Resmettiğiniz tablo doğru. Tabii ilave edilecek bir şey var: Bu aynı zamanda bizi mahcup edecek bir tablo! Müslümanlığın yüzüne zift sıkılması demek gibi bir şey. Müslümanlığın yanlış anlaşılması, yanlış yorumlanması adına zannediyorum Haçlıların üzerimize gelmesinden, Moğolların belli bir tuğyanla İslam dünyasını herc-u merc etmesinden daha fena bir şeydir bu. Sözde Müslüman görünen bazı kimselerin eliyle 'O'nun namına bir şey yapıyoruz' diyerek, canlı bomba olma, masum insanların içine girip patlama, bombaları arabalara yükleyip masum, hiçbir şeyden haberi olmayan insanların üzerine sürme, hele bu arada mabetleri yıkma... Bunları ne Kur'an'la ne sünnetle telif etmek mümkün değildir. Kur'an'la, sünnetle telif edilemeyen şey Müslümanlıkla da te'lif edilemez.
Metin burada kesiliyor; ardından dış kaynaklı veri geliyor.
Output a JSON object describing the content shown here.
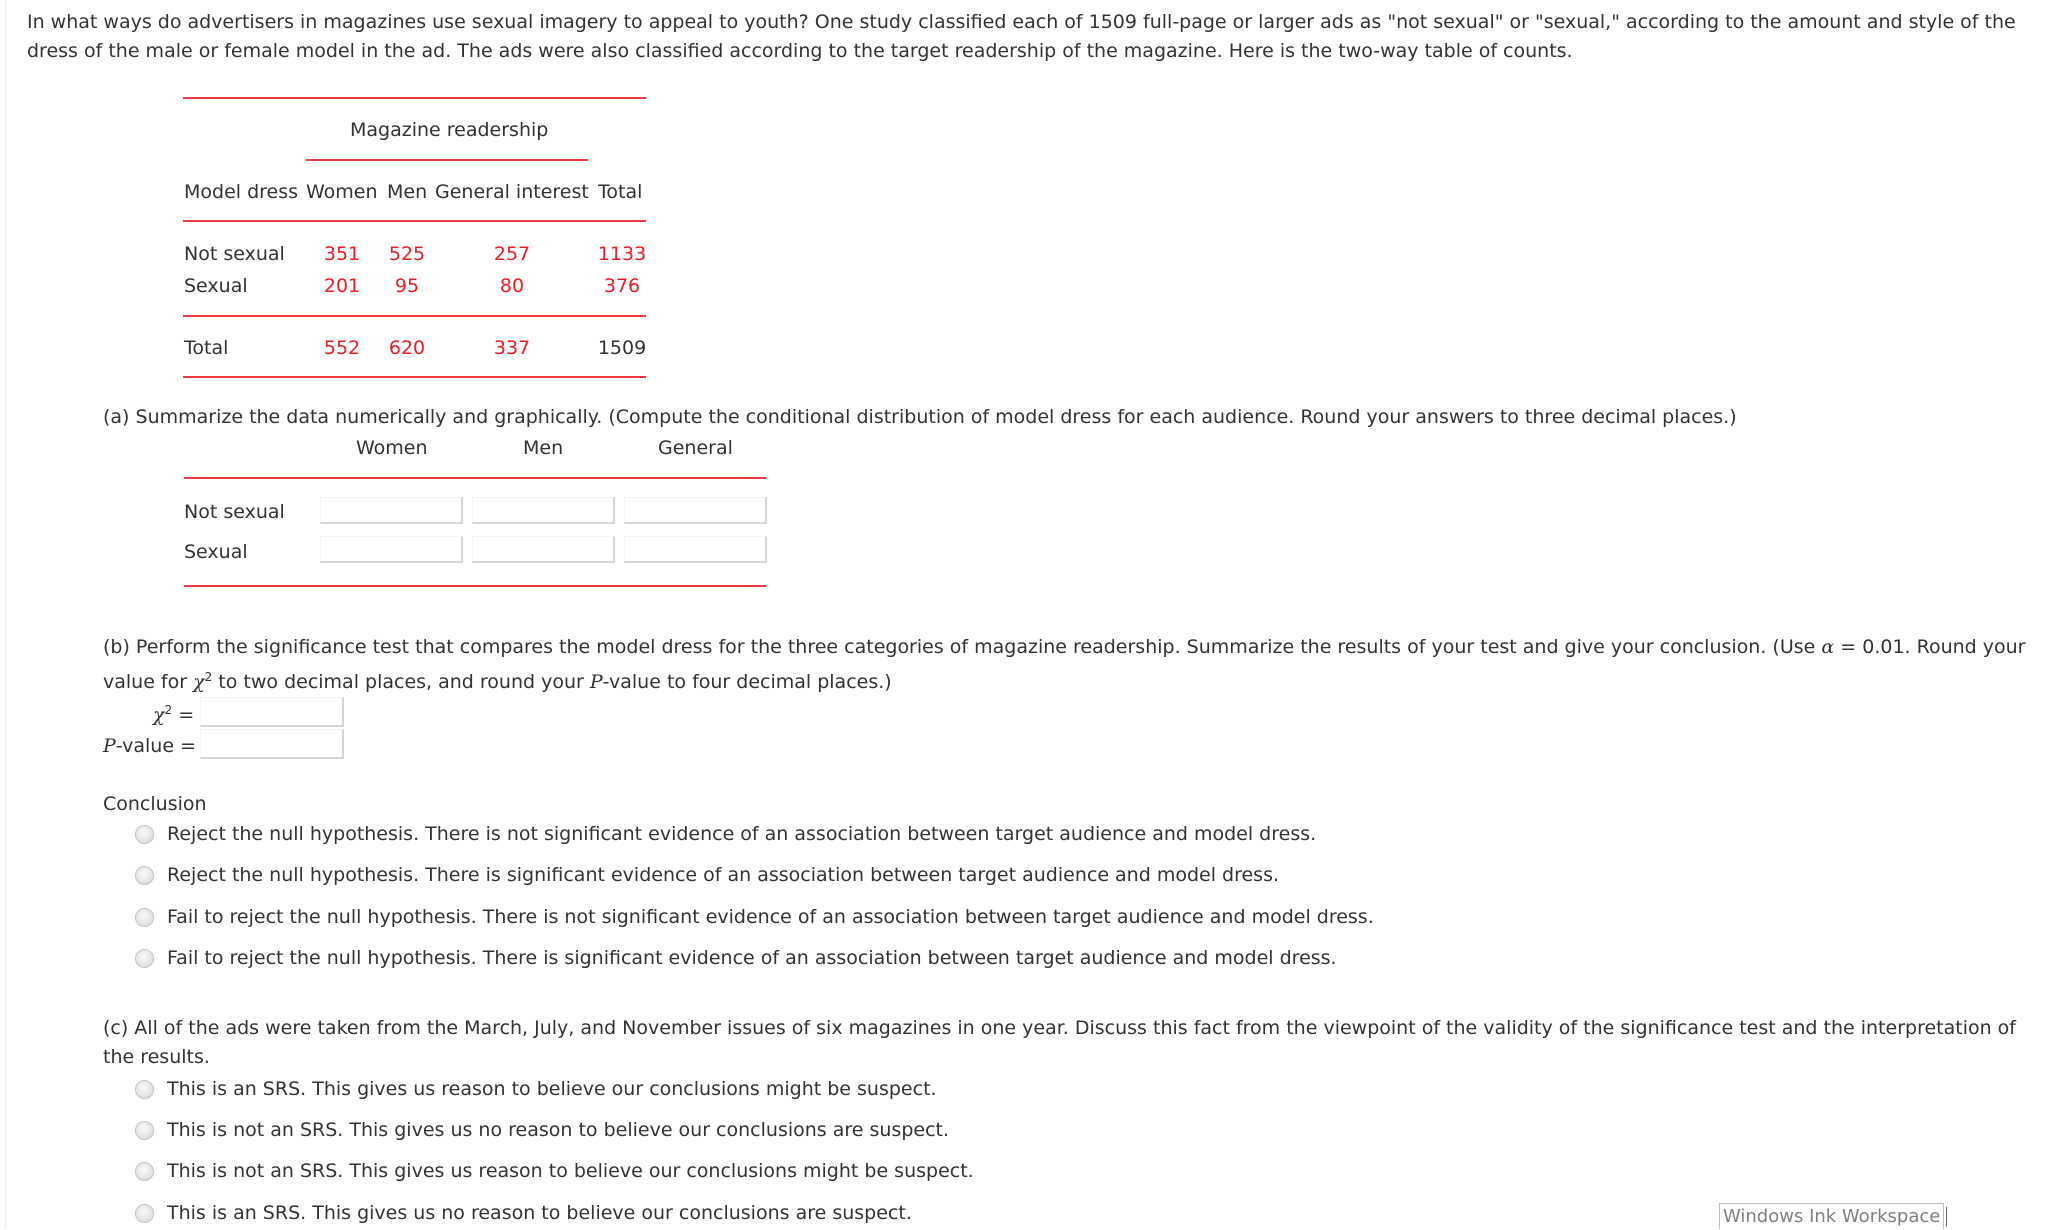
{
  "intro_text": "In what ways do advertisers in magazines use sexual imagery to appeal to youth? One study classified each of 1509 full-page or larger ads as \"not sexual\" or \"sexual,\" according to the amount and style of the dress of the male or female model in the ad. The ads were also classified according to the target readership of the magazine. Here is the two-way table of counts.",
  "counts_table": {
    "group_header": "Magazine readership",
    "columns": [
      "Model dress",
      "Women",
      "Men",
      "General interest",
      "Total"
    ],
    "rows": [
      {
        "label": "Not sexual",
        "values": [
          "351",
          "525",
          "257",
          "1133"
        ]
      },
      {
        "label": "Sexual",
        "values": [
          "201",
          "95",
          "80",
          "376"
        ]
      }
    ],
    "total_row": {
      "label": "Total",
      "values": [
        "552",
        "620",
        "337",
        "1509"
      ]
    }
  },
  "part_a": {
    "prompt": "(a) Summarize the data numerically and graphically. (Compute the conditional distribution of model dress for each audience. Round your answers to three decimal places.)",
    "columns": [
      "Women",
      "Men",
      "General"
    ],
    "rows": [
      {
        "label": "Not sexual",
        "values": [
          "",
          "",
          ""
        ]
      },
      {
        "label": "Sexual",
        "values": [
          "",
          "",
          ""
        ]
      }
    ]
  },
  "part_b": {
    "prompt_line1": "(b) Perform the significance test that compares the model dress for the three categories of magazine readership. Summarize the results of your test and give your conclusion. (Use ",
    "alpha_symbol": "α",
    "alpha_value": " = 0.01. Round your",
    "prompt_line2_a": "value for ",
    "chi_symbol": "χ",
    "chi_exp": "2",
    "prompt_line2_b": " to two decimal places, and round your ",
    "p_italic": "P",
    "prompt_line2_c": "-value to four decimal places.)",
    "chi_label_eq": " =",
    "pvalue_label_rest": "-value =",
    "chi_value": "",
    "p_value": "",
    "conclusion_label": "Conclusion",
    "options": [
      "Reject the null hypothesis. There is not significant evidence of an association between target audience and model dress.",
      "Reject the null hypothesis. There is significant evidence of an association between target audience and model dress.",
      "Fail to reject the null hypothesis. There is not significant evidence of an association between target audience and model dress.",
      "Fail to reject the null hypothesis. There is significant evidence of an association between target audience and model dress."
    ]
  },
  "part_c": {
    "prompt": "(c) All of the ads were taken from the March, July, and November issues of six magazines in one year. Discuss this fact from the viewpoint of the validity of the significance test and the interpretation of the results.",
    "options": [
      "This is an SRS. This gives us reason to believe our conclusions might be suspect.",
      "This is not an SRS. This gives us no reason to believe our conclusions are suspect.",
      "This is not an SRS. This gives us reason to believe our conclusions might be suspect.",
      "This is an SRS. This gives us no reason to believe our conclusions are suspect."
    ]
  },
  "taskbar_label": "Windows Ink Workspace",
  "colors": {
    "data_value": "#ee1c24",
    "rule": "#ee3b42",
    "text": "#333333"
  }
}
Ne Kur'an-ı Kerim'in ruhuyla, ne sünnet-i seniyenin ruhuyla, bugün yapılan bu olumsuz şeyleri telif etmek mümkün değil.

Abdurrahman Azzam'ın (Siyer yazarı) ifade ettiği gibi, İslam'ın savaşları, tamamen müdafaa savaşıdır. Karakter olarak hangisini analiz etseniz müdafaa savaşı dersiniz. Bedir'e baksanız, Uhud'a baksanız, Hendek'e baksanız, Mekke'nin fethine baksanız; kan dökmeden, gönül kırmadan, düşmanlığın katlanmasına meydan vermeden, o meselenin yumuşakça halledilmesi için lazım gelen her şey yapılmıştır... İslam'ın hiçbir döneminde günümüzde olan bu vahşete benzer vahşet sergilenmemiştir. İntihar eden ebedî cehenneme gider ve bir de orada öldürdüğü o masum insanların hesabı kendisine sorulur...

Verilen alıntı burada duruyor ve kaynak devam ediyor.